Son stylo s’arrêta, et son regard suivit un papillon monarque qui voletait près d’elle. Elle pensa au garçon et au tatou, leur rire résonnant dans son esprit. Un doute fugace s’immisça en elle.

*Peut-être que je suis trop dure. Les enfants ont l’air heureux, et c’est peut-être suffisant. Peut-être que c’est un début. Mais je ne peux m’empêcher de sentir que nous perdons quelque chose d’important—quelque chose de sacré—au milieu de tout ce vacarme.*

Un bruissement soudain de pas interrompit sa rêverie. Elle se retourna pour voir Ryan debout à l’entrée, son sourire habituel plus discret.

« Je me doutais que je te trouverais ici », dit-il, les mains enfouies dans ses poches.

Ellie haussa un sourcil. « Tu ne devrais pas être en train de profiter de la gloire de ton événement ? »

« Ce n’est pas vraiment mon style », répondit-il, d’un ton plus calme qu’à l’accoutumée. « Et puis, ce n’est pas à propos de moi. C’est pour le zoo. Pour le maintenir en vie. »
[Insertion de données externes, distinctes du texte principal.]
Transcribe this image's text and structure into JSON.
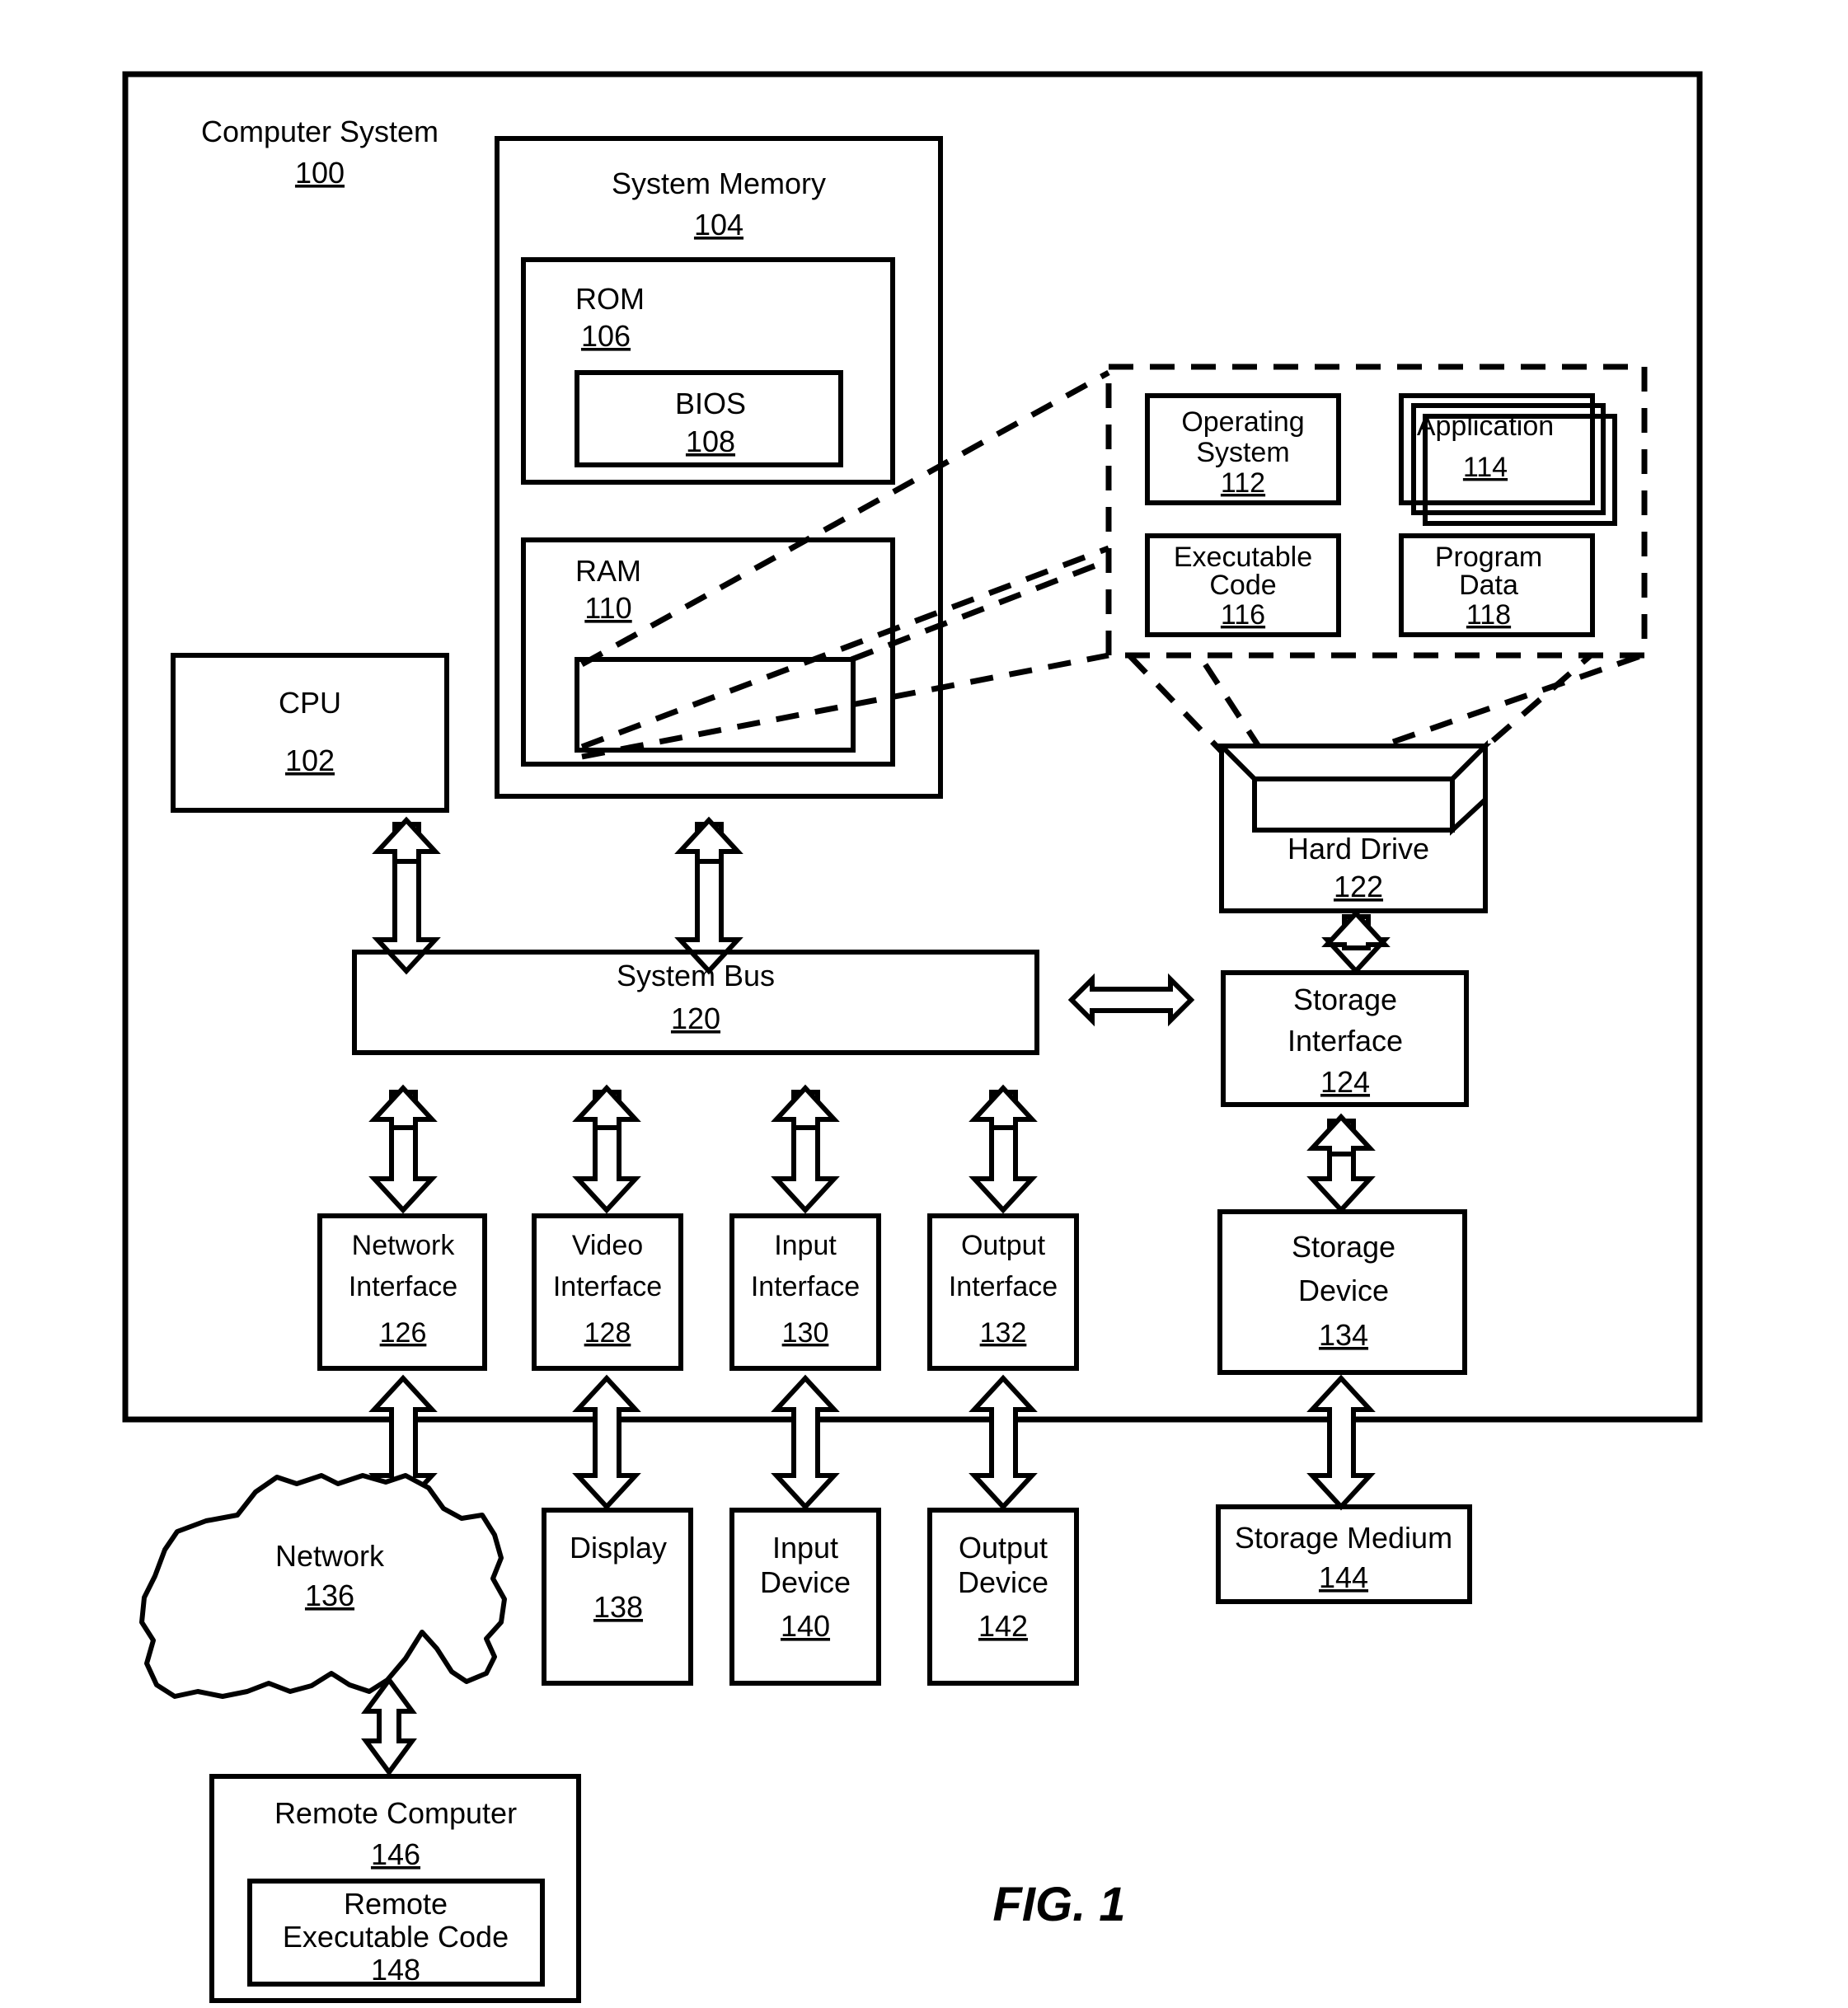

« C’est ça, sauver le zoo ? » demanda-t-elle, son ton plus acerbe qu’elle ne l’aurait voulu. « Le transformer en parc d’attractions ? »

Son sourire vacilla, et pendant un instant, elle crut avoir enfin fissuré sa façade lisse. Mais il se redressa, son charme retrouvant sa place comme une armure.

« Écoute, je comprends », dit-il. « Tu tiens à cet endroit. Moi aussi. On a juste des idées différentes sur comment le faire marcher. »

« Ah oui ? » rétorqua-t-elle, d’une voix plus basse mais tout aussi tranchante. « Parce que de là où je suis, on dirait que tu te préoccupes davantage des ventes de billets que des animaux. »

Ryan hésita, son regard s’adoucissant un bref instant. « Et de là où je suis, on dirait que tu préfèrerais voir cet endroit tomber en ruines plutôt que d’essayer quelque chose de nouveau. »

Ces mots la blessèrent. Ils se fixèrent dans un silence tendu, les papillons flottant entre eux comme des témoins mal à l’aise.

Enfin, Ryan soupira, passant une main dans ses cheveux. « Je ne suis pas ton ennemi, Ellie. Je veux la même chose que toi—un avenir pour ce zoo. Mais on n’y arrivera pas si on continue à se battre l’un contre l’autre. »

Ellie ne répondit pas, son esprit tourmenté par des pensées contradictoires.

« Réfléchis-y, » dit-il doucement avant de se détourner et de s’éloigner, la laissant seule avec les papillons.

Elle expira lentement, ses doigts effleurant le journal dans sa poche. Aussi difficile que ce soit à admettre, Ryan avait un point. S’ils n’arrivaient pas à travailler ensemble, l’avenir du zoo serait aussi fragile que les ailes délicates qui l’entouraient.